San Francisco Public Works employees are The City’s front line for clean streets, but that also means they’re shoulder to shoulder with the homeless people who live there.
These street cleanings sometimes rise to the level of what homeless advocates call a “sweep,” when tents and other property of homeless people are discarded en masse, often in trash compactors.
Sometimes, those items are taken when owners are not nearby during everyday cleanings.
But not everything taken from an encampment is destroyed. At Public Works’ maintenance yard on Cesar Chavez Street, some items identified as “valuables” are held in the hopes that one day they’ll be claimed.
Policies around these claims are the subject of the Examiner’s On Guard column Wednesday, for the SF Homeless Project. But we also wanted to detail what we found at the maintenance yard, courtesy of a tour from Rachel Gordon, the spokesperson for Public Works.
The maintenance yard itself is far flung in the southeast corner of San Francisco, divided from most homeless encampments by a freeway, or a long walk. It’s accessible by Muni lines like the 10-Townsend, 19-Polk and 9-San Bruno.
Gordon lead On Guard through the maintenance yard. We walked by vehicles stored for Public Works and SFMTA, among other agencies.
Eventually we reached a nondescript “shack” with chain link fence walls, topped with a curved tin roof. At about 20 feet wide and 30 feet deep, it was smaller than expected. The room held 30 days worth of items in a space about the size of Muni bus.
Save for a small wooden desk, an accompanying chair and a heater, everything here once belonged to someone living on the streets.
A beat-up moped lay by one side of the shack, which had clearly seen better days. Two bicycles, one orange and another pink, sat next to each other by the desk.
Bags were everywhere. Trash bags, clear plastic bags, and even one old tent. Each group of items was “tagged” with identifying info of where and when it was found.
The San Francisco Examiner has two ways for you to see the Public Works maintenance yard, and the “swept” homeless items, in virtual reality.
For those on mobile or a computer, check out our 360 degree Facebook photo here.
For those with a Google Cardboard device, download this 3D Google Cardboard photo to your phone and experience it for yourself.
A shiny metallic suitcase was plastered with a glittering Hello Kitty sticker. A shopping cart held onions of varying colors. A baseball cap read “USA” in red, white and blue letters. Inside a bike helmet was a Johnson & Johnson bottle of baby oil.
Some items were more exotic – like an electrical generator, sitting inside a cardboard box with a lightning bolt symbol across it.

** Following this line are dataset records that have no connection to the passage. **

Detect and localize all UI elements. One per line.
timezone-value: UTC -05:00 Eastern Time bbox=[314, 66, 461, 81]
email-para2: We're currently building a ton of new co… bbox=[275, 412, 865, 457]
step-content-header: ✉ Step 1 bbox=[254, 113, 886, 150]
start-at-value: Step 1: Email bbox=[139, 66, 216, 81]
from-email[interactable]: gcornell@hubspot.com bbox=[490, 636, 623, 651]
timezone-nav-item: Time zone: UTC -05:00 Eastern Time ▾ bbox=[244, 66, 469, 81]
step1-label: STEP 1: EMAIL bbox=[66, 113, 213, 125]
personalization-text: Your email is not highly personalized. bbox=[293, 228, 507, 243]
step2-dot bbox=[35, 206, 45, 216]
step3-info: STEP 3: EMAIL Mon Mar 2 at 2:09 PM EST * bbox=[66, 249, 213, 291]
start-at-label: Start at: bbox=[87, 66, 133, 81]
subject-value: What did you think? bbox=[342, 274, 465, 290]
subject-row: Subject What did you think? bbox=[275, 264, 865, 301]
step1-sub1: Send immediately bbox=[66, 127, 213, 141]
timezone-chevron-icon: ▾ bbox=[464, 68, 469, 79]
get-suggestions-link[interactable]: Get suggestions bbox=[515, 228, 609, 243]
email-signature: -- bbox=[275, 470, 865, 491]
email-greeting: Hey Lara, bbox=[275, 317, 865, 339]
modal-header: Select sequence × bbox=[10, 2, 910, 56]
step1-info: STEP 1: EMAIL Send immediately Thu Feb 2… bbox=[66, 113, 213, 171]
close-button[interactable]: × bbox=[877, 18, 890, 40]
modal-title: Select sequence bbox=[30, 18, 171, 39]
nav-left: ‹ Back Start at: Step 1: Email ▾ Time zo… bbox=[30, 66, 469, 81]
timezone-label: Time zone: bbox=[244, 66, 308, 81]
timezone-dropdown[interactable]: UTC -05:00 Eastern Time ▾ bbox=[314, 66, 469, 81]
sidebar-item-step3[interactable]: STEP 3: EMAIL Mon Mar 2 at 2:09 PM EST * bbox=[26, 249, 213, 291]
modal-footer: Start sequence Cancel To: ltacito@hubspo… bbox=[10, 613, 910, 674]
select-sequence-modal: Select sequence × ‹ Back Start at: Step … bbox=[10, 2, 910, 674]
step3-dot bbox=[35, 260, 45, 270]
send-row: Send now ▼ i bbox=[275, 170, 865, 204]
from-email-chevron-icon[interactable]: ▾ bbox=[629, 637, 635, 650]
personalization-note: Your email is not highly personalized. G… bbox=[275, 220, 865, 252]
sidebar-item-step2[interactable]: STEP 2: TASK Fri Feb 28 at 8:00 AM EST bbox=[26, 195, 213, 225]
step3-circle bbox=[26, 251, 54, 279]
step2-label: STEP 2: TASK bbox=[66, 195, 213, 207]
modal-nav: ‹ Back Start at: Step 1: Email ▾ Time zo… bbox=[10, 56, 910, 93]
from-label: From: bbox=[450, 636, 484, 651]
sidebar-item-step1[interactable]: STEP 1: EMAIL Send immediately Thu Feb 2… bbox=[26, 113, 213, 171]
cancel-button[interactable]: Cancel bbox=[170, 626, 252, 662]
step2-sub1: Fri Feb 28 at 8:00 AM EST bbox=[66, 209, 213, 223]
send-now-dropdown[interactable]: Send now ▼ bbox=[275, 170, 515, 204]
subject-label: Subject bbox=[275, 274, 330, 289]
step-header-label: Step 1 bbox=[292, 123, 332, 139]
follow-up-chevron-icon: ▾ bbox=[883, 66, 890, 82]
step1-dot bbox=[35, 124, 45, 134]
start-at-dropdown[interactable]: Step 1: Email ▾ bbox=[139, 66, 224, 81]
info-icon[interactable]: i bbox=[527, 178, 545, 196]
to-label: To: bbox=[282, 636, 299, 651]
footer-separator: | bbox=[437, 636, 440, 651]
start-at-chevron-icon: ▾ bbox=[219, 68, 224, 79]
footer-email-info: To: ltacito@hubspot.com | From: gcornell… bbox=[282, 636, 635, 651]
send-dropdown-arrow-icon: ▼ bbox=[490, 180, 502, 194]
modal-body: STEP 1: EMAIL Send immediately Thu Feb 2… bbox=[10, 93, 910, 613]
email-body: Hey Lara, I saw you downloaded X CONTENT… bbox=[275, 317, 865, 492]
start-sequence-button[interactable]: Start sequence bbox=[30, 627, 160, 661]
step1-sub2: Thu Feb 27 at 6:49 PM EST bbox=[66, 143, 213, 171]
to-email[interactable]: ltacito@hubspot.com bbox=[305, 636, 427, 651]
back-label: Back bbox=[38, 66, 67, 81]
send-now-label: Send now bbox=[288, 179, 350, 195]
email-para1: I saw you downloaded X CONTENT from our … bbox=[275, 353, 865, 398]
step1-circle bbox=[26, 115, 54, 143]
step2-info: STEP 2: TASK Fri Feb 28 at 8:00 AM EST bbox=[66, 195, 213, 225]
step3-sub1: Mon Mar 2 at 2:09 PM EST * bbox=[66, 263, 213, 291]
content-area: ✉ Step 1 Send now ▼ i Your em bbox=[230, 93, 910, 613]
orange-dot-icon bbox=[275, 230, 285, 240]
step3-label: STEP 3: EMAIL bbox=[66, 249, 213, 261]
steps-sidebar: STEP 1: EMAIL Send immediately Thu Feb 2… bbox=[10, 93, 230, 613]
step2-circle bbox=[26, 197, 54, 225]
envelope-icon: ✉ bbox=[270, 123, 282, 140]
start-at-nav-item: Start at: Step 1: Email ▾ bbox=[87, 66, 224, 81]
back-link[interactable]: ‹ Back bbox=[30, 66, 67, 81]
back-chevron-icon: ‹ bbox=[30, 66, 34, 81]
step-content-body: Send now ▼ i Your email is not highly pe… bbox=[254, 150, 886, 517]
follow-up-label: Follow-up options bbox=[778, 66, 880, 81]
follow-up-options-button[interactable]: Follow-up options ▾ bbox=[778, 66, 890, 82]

And I wondered what’s in that cardboard package bound for Antioch.
Near the back of the shack sat three simple, black wheelchairs. A tag on one read, “No. 041 – 25 Essex. 1 wheelchair, 05/21/16. SFPD #52, male was taken to hospital. Lots of blood.”
More rare were items which speak to a person’s life, like the art supplies kept in a small plastic box. What sketches did someone plan with the pencils, markers, and small artist’s knife?
John Reilly is special programs manager at Public Works, a title he’s held for two months. The shack is under his purview. He said the number of people trying to claim items “varies.”
“We could get 10 calls a day, we could get two calls a day,” Reilly said.
When the items are in the shack for 30 days, they’re moved to long-term storage, and most are eventually destroyed.